World Cup: Is Fifa playing fair with Brazil?
It's the most watched World Cup ever, but who are the real winners in financial terms? Is the revenue being shared fairly? And should the sponsors do more to bring about reform?
As the quarter finals kick off in what is officially the most watched World Cup in history, we examine the winners and losers in financial terms. Fifa lists 22 official partners, sponsors and supporters - brands that between them are spending more than a billion dollars for the honour of having their names associated with the event. But is it right that all the money they're spending, and gaining in brand exposure, should be going to Fifa itself, and not to the host nation Brazil? We hear from Fifa critic Jules Boykoff, an author, a former Olympian and now an associate professor of political science at Pacific University in Oregon. And we get Fifa's response.

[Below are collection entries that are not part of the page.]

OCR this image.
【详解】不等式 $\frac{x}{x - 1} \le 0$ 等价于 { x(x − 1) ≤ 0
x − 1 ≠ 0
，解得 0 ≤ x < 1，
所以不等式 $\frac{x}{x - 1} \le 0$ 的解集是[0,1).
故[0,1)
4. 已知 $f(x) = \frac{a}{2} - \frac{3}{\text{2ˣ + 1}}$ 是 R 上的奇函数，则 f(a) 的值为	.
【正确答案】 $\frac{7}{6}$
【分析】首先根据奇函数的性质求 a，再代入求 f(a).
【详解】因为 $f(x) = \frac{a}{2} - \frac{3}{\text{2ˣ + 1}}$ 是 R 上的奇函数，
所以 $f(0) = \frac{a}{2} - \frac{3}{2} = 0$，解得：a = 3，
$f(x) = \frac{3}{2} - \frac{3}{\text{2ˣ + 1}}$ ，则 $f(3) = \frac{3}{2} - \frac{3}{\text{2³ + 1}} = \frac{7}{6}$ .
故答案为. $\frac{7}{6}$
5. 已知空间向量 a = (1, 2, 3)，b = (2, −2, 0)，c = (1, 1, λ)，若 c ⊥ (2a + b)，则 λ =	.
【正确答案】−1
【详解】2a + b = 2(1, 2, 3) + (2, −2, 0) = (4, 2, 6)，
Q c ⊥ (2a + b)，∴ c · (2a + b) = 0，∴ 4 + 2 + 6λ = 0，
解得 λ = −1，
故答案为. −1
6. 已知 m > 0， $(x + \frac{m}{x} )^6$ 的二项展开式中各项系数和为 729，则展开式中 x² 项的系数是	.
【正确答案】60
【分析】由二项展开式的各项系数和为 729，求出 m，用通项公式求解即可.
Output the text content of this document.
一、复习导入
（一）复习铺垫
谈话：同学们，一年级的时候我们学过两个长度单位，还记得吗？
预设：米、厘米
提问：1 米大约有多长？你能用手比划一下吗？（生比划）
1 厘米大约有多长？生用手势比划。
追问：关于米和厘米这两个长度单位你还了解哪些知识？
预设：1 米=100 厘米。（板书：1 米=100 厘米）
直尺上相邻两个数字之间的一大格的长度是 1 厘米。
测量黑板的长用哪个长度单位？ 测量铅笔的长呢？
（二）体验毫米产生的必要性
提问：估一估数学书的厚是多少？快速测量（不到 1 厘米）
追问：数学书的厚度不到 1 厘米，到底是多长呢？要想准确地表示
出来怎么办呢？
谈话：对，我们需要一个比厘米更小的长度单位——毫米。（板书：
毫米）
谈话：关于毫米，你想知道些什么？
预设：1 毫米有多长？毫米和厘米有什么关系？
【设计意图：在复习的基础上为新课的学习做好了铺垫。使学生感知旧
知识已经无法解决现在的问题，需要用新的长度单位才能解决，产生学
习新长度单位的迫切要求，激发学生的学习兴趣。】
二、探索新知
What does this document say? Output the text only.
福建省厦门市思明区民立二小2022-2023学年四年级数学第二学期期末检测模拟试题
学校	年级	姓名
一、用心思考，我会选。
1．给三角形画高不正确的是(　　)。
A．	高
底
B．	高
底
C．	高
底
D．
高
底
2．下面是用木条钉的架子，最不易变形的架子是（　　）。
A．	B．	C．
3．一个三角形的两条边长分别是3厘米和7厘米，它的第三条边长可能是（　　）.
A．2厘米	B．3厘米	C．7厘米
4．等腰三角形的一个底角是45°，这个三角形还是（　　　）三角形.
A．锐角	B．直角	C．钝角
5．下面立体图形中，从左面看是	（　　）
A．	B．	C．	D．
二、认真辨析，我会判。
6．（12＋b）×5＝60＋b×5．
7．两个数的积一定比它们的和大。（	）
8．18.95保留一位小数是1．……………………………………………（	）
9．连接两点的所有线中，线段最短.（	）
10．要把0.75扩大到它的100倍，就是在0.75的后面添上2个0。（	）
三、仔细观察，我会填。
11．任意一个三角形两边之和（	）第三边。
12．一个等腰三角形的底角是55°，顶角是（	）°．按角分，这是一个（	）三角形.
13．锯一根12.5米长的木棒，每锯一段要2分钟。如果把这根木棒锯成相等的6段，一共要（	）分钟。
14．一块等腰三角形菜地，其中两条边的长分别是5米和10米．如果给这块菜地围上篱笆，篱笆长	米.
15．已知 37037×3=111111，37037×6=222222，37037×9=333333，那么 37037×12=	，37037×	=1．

We also hear from David Peters, Managing Director at the sponsorship and marketing company Dentsu Aegis Network Sport and Entertainment. He advises brands associated with the World Cup. And, he says it is likely that brands and sponsors will be doing more to respond to public criticism around the way future World Cups are organised - in particular in the context of the controversial Qatar 22 World Cup bid. Finally the BBC's Rahul Tandon considers the extent to which smaller businesses like bars and restaurants in Europe and South Asia are experiencing a World Cup dividend.